As for so many pubs, our customers love sitting next to water to enjoy a drink in the sun. However, it doesn’t simply enhance a beer garden. Water is a vital factor for all of us brewers for one simple reason: it’s 95% of every pint we produce yet it’s the one ingredient we rarely talk about.

The UK is facing a grim reality: our beloved waterways are in crisis. A landmark legal case has begun in the High Court alleging industrial-scale chicken farming linked to agricultural run-off has devastated river health. Plus, the Big River Watch launched its latest round of citizen science monitoring, reflecting a public increasingly alarmed about the state of our rivers.

Conventional farming relies on synthetic fertilisers to force high yields from tired soil. But this efficiency is an illusion. Nitrogen, phosphorus and potassium – the building blocks of industrial fertilisers – are leaking from our fields and suffocating our rivers.

The cost of stripping these agricultural pollutants from our drinking water and dredging soil runoff from our rivers now runs to more than £500m annually – a bill we all pay through our water rates.

The yield-gap myth

As an ethical business, we at Stroud Brewery believe it’s time to connect the dots. The way we choose to eat isn’t just a matter of personal health; it’s the single most important factor in whether our rivers live or die.

We use 100% organic barley and hops. That’s not a marketing gimmick; it’s a decision with direct consequences for our water as organic farming avoids using synthetic fertilisers.

Critics of organic farming often point to the ‘yield gap’: suggesting without synthetic fertilisers, we cannot grow enough. This argument only works if we insist on maintaining a broken system. By transitioning to an organic, local and pasture-based diet, the gap closes.

Organic soils, rich in natural matter, act as a ‘sponge’. By using understorey green manures and herbal leys, organic farms keep the soil ‘armoured’, stopping the topsoil runoff currently accounting for 75% of river sediment.

Feeding intensive livestock uses forage maize, which is catastrophic for river health. By choosing pasture-fed organic meat, we trade maize for permanent, carbon-sequestering grasslands.

Food security measures

Currently, the UK is a net importer of grain, much of which feeds factory-farmed animals. By eating less meat but higher-quality and focusing on hardy, native breeds that thrive on grass, we free up land to grow bread-grain for people.

True food security is about whether our soil and water will still be productive in 50 years. Those are the same 50 years in which our industry needs reliable, clean water to brew.

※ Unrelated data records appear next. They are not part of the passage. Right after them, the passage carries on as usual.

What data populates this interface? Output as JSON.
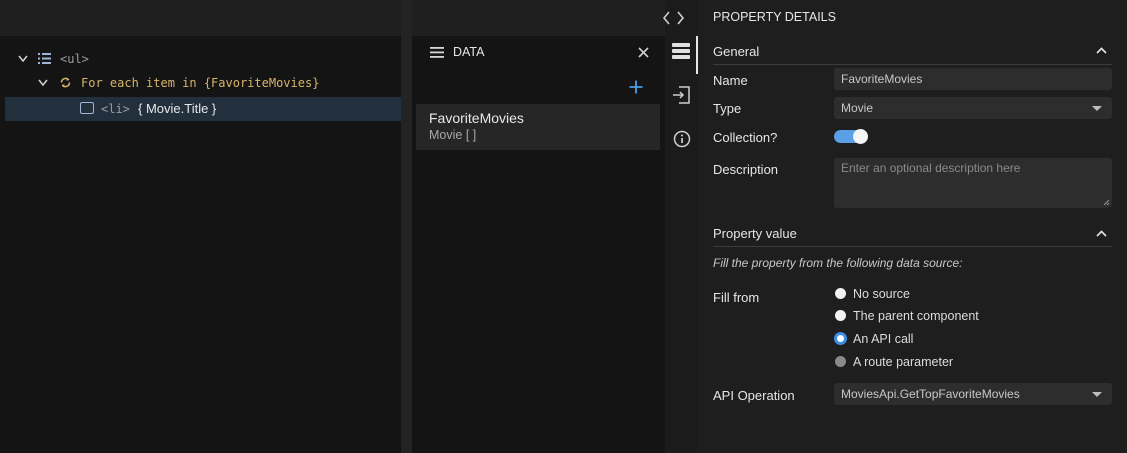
{
  "tree": {
    "row1": {
      "tag": "<ul>"
    },
    "row2": {
      "text": "For each item in {FavoriteMovies}"
    },
    "row3": {
      "tag": "<li>",
      "content": "{ Movie.Title }"
    }
  },
  "data_panel": {
    "title": "DATA",
    "item": {
      "name": "FavoriteMovies",
      "type": "Movie [ ]"
    }
  },
  "details": {
    "title": "PROPERTY DETAILS",
    "general": {
      "heading": "General",
      "name_label": "Name",
      "name_value": "FavoriteMovies",
      "type_label": "Type",
      "type_value": "Movie",
      "collection_label": "Collection?",
      "collection_on": true,
      "description_label": "Description",
      "description_placeholder": "Enter an optional description here"
    },
    "property_value": {
      "heading": "Property value",
      "hint": "Fill the property from the following data source:",
      "fill_from_label": "Fill from",
      "options": [
        "No source",
        "The parent component",
        "An API call",
        "A route parameter"
      ],
      "selected": "An API call",
      "api_label": "API Operation",
      "api_value": "MoviesApi.GetTopFavoriteMovies"
    }
  },
  "colors": {
    "accent": "#3b8ee8",
    "keyword": "#d7b46a",
    "tag": "#9a9a9a",
    "toggle": "#5aa0e6"
  }
}
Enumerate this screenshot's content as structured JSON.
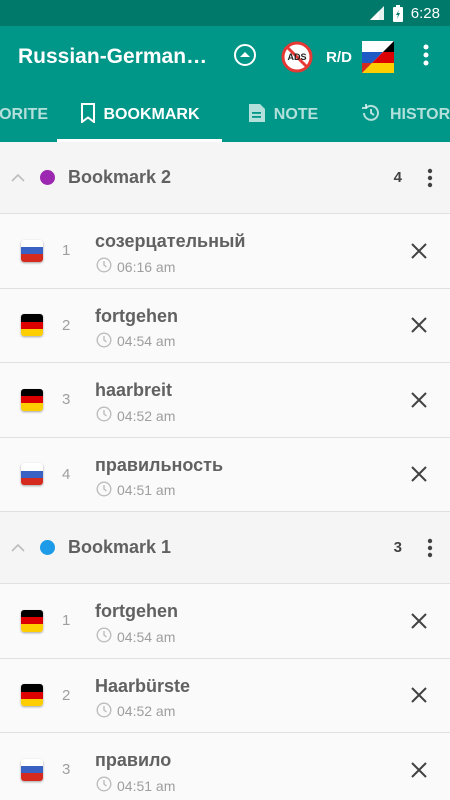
{
  "status_bar": {
    "time": "6:28"
  },
  "app_bar": {
    "title": "Russian-German Dictionary",
    "ads_label": "ADS",
    "rd_label": "R/D"
  },
  "tabs": [
    {
      "label": "FAVORITE",
      "icon": "star-icon"
    },
    {
      "label": "BOOKMARK",
      "icon": "bookmark-icon",
      "active": true
    },
    {
      "label": "NOTE",
      "icon": "note-icon"
    },
    {
      "label": "HISTORY",
      "icon": "history-icon"
    }
  ],
  "colors": {
    "primary": "#009688",
    "primary_dark": "#00796b",
    "bookmark2_dot": "#9c27b0",
    "bookmark1_dot": "#1e9be8"
  },
  "groups": [
    {
      "title": "Bookmark 2",
      "count": "4",
      "dot_color": "#9c27b0",
      "items": [
        {
          "num": "1",
          "word": "созерцательный",
          "time": "06:16 am",
          "flag": "ru"
        },
        {
          "num": "2",
          "word": "fortgehen",
          "time": "04:54 am",
          "flag": "de"
        },
        {
          "num": "3",
          "word": "haarbreit",
          "time": "04:52 am",
          "flag": "de"
        },
        {
          "num": "4",
          "word": "правильность",
          "time": "04:51 am",
          "flag": "ru"
        }
      ]
    },
    {
      "title": "Bookmark 1",
      "count": "3",
      "dot_color": "#1e9be8",
      "items": [
        {
          "num": "1",
          "word": "fortgehen",
          "time": "04:54 am",
          "flag": "de"
        },
        {
          "num": "2",
          "word": "Haarbürste",
          "time": "04:52 am",
          "flag": "de"
        },
        {
          "num": "3",
          "word": "правило",
          "time": "04:51 am",
          "flag": "ru"
        }
      ]
    }
  ]
}
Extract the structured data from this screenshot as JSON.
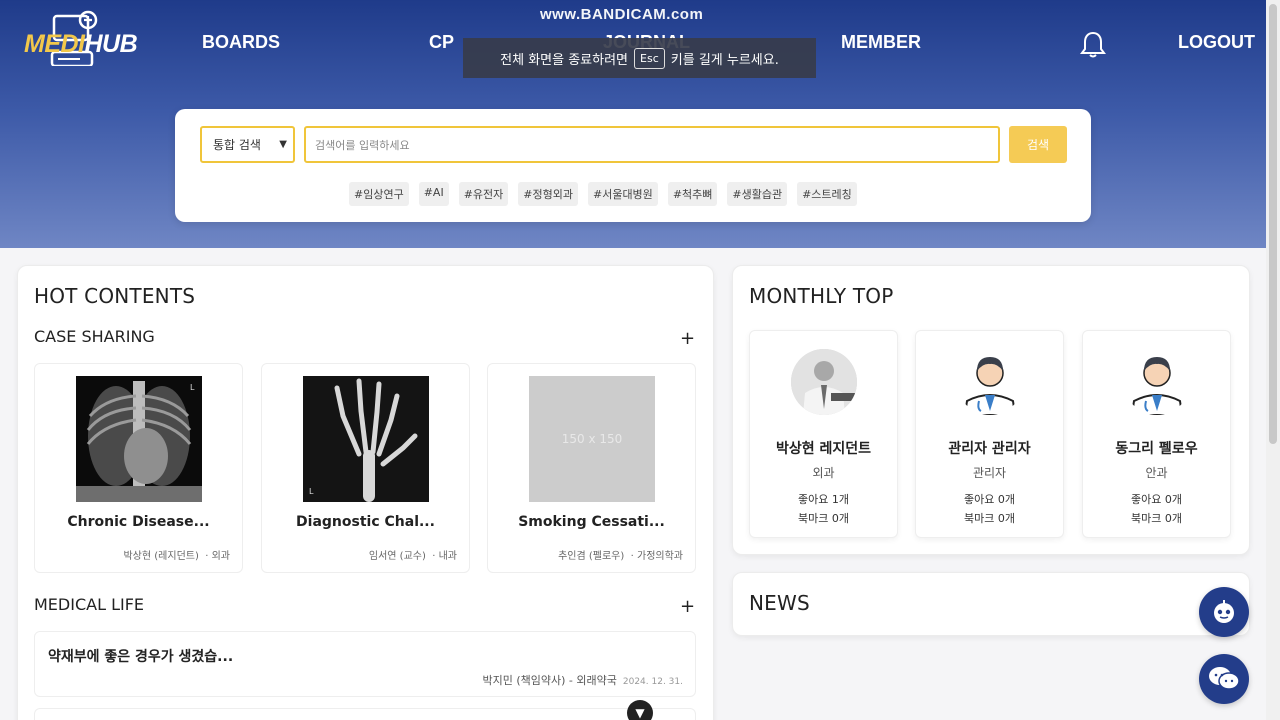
{
  "app": {
    "logo_medi": "MEDI",
    "logo_hub": "HUB"
  },
  "nav": {
    "boards": "BOARDS",
    "cp": "CP",
    "journal": "JOURNAL",
    "member": "MEMBER",
    "logout": "LOGOUT"
  },
  "overlay": {
    "recorder": "www.BANDICAM.com",
    "toast_before": "전체 화면을 종료하려면",
    "toast_key": "Esc",
    "toast_after": "키를 길게 누르세요."
  },
  "search": {
    "select_value": "통합 검색",
    "placeholder": "검색어를 입력하세요",
    "button": "검색",
    "tags": [
      "#임상연구",
      "#AI",
      "#유전자",
      "#정형외과",
      "#서울대병원",
      "#척추뼈",
      "#생활습관",
      "#스트레칭"
    ]
  },
  "hot": {
    "title": "HOT CONTENTS",
    "case_title": "CASE SHARING",
    "plus": "+",
    "cases": [
      {
        "title": "Chronic Disease...",
        "author": "박상현 (레지던트)",
        "dept": "· 외과"
      },
      {
        "title": "Diagnostic Chal...",
        "author": "임서연 (교수)",
        "dept": "· 내과"
      },
      {
        "title": "Smoking Cessati...",
        "author": "추인겸 (펠로우)",
        "dept": "· 가정의학과",
        "placeholder": "150 x 150"
      }
    ],
    "life_title": "MEDICAL LIFE",
    "life_items": [
      {
        "title": "약재부에 좋은 경우가 생겼습...",
        "author": "박지민 (책임약사) - 외래약국",
        "date": "2024. 12. 31."
      }
    ]
  },
  "monthly": {
    "title": "MONTHLY TOP",
    "items": [
      {
        "name": "박상현 레지던트",
        "dept": "외과",
        "likes": "좋아요 1개",
        "bookmarks": "북마크 0개"
      },
      {
        "name": "관리자 관리자",
        "dept": "관리자",
        "likes": "좋아요 0개",
        "bookmarks": "북마크 0개"
      },
      {
        "name": "동그리 펠로우",
        "dept": "안과",
        "likes": "좋아요 0개",
        "bookmarks": "북마크 0개"
      }
    ]
  },
  "news": {
    "title": "NEWS"
  },
  "colors": {
    "accent": "#f0c53a",
    "brand": "#233d8a"
  }
}
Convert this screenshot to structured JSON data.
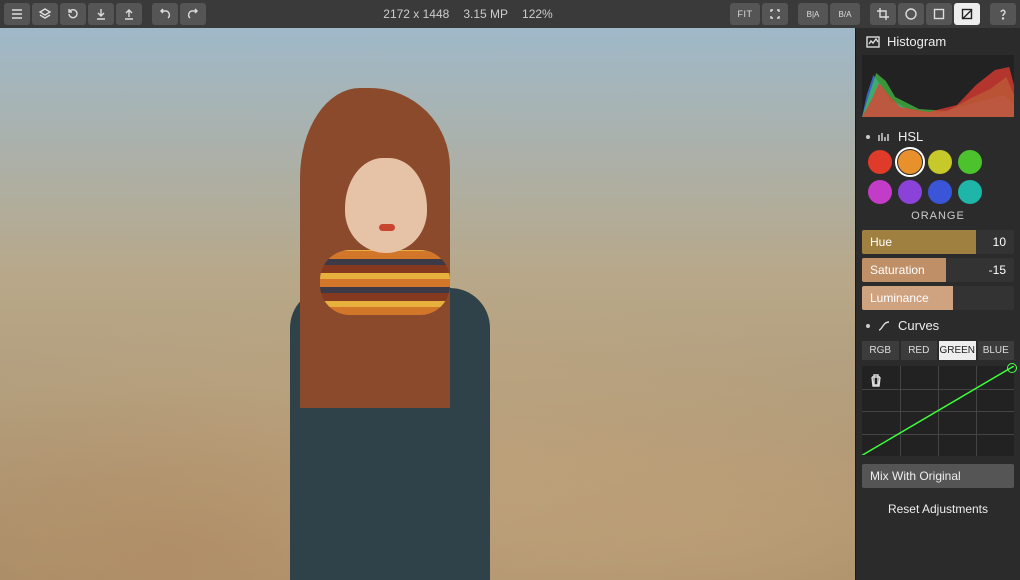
{
  "status": {
    "dimensions": "2172 x 1448",
    "megapixels": "3.15 MP",
    "zoom": "122%"
  },
  "toolbar": {
    "fit_label": "FIT",
    "beforeafter_label": "B|A",
    "split_label": "B/A"
  },
  "panel": {
    "histogram_title": "Histogram",
    "hsl": {
      "title": "HSL",
      "swatches": [
        {
          "color": "#e03a2a",
          "name": "red"
        },
        {
          "color": "#e8902b",
          "name": "orange",
          "selected": true
        },
        {
          "color": "#c7c82a",
          "name": "yellow"
        },
        {
          "color": "#4cc32d",
          "name": "green"
        },
        {
          "color": "#c23cc7",
          "name": "magenta"
        },
        {
          "color": "#8a42d8",
          "name": "purple"
        },
        {
          "color": "#3a55d8",
          "name": "blue"
        },
        {
          "color": "#1fb5a9",
          "name": "aqua"
        }
      ],
      "selected_label": "ORANGE",
      "hue": {
        "label": "Hue",
        "value": "10"
      },
      "saturation": {
        "label": "Saturation",
        "value": "-15"
      },
      "luminance": {
        "label": "Luminance",
        "value": ""
      }
    },
    "curves": {
      "title": "Curves",
      "tabs": {
        "rgb": "RGB",
        "red": "RED",
        "green": "GREEN",
        "blue": "BLUE"
      },
      "active_tab": "green"
    },
    "mix_label": "Mix With Original",
    "reset_label": "Reset Adjustments"
  }
}
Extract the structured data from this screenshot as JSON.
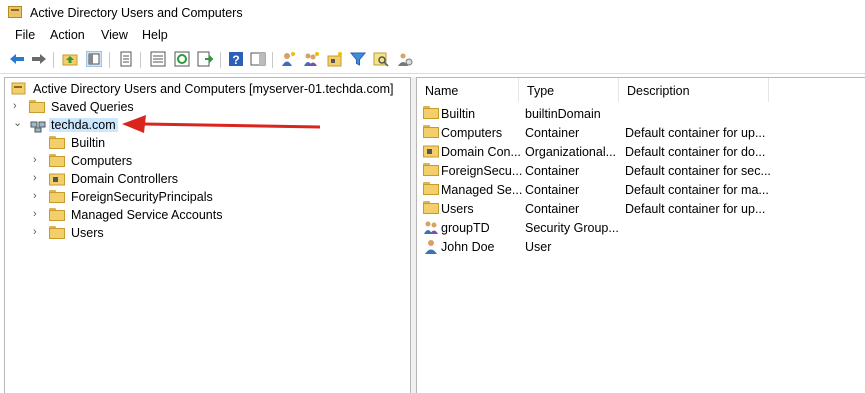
{
  "window": {
    "title": "Active Directory Users and Computers"
  },
  "menu": [
    "File",
    "Action",
    "View",
    "Help"
  ],
  "toolbar": {
    "icons": [
      "back-icon",
      "forward-icon",
      "up-folder-icon",
      "console-tree-icon",
      "properties-icon",
      "list-icon",
      "refresh-icon",
      "export-icon",
      "help-icon",
      "action-pane-icon",
      "new-user-icon",
      "new-group-icon",
      "new-ou-icon",
      "filter-icon",
      "find-icon",
      "delegate-icon"
    ]
  },
  "tree": {
    "root": "Active Directory Users and Computers [myserver-01.techda.com]",
    "saved_queries": "Saved Queries",
    "domain": "techda.com",
    "children": [
      "Builtin",
      "Computers",
      "Domain Controllers",
      "ForeignSecurityPrincipals",
      "Managed Service Accounts",
      "Users"
    ]
  },
  "list": {
    "columns": [
      "Name",
      "Type",
      "Description"
    ],
    "rows": [
      {
        "name": "Builtin",
        "type": "builtinDomain",
        "description": "",
        "icon": "folder-icon"
      },
      {
        "name": "Computers",
        "type": "Container",
        "description": "Default container for up...",
        "icon": "folder-icon"
      },
      {
        "name": "Domain Con...",
        "type": "Organizational...",
        "description": "Default container for do...",
        "icon": "ou-folder-icon"
      },
      {
        "name": "ForeignSecu...",
        "type": "Container",
        "description": "Default container for sec...",
        "icon": "folder-icon"
      },
      {
        "name": "Managed Se...",
        "type": "Container",
        "description": "Default container for ma...",
        "icon": "folder-icon"
      },
      {
        "name": "Users",
        "type": "Container",
        "description": "Default container for up...",
        "icon": "folder-icon"
      },
      {
        "name": "groupTD",
        "type": "Security Group...",
        "description": "",
        "icon": "group-icon"
      },
      {
        "name": "John Doe",
        "type": "User",
        "description": "",
        "icon": "user-icon"
      }
    ]
  },
  "colors": {
    "selection": "#cce8ff",
    "annotation_arrow": "#d9251d",
    "folder": "#f3cf6b"
  }
}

Brewers and publicans are closer to this issue than most. We are, quite literally, in the water business. The choices we make about grain sourcing, the suppliers we favour, the stories we tell at the bar: these aren’t separate from the river health debate. They’re part of it.

By choosing organic and local, you are doing more than buying a product. You are investing in ‘Sponge UK’, a nation with the soil health to withstand floods, the water quality to support life and the self-reliance to feed its people without costing the earth.

The river starts at your plate. Let’s make it run clear.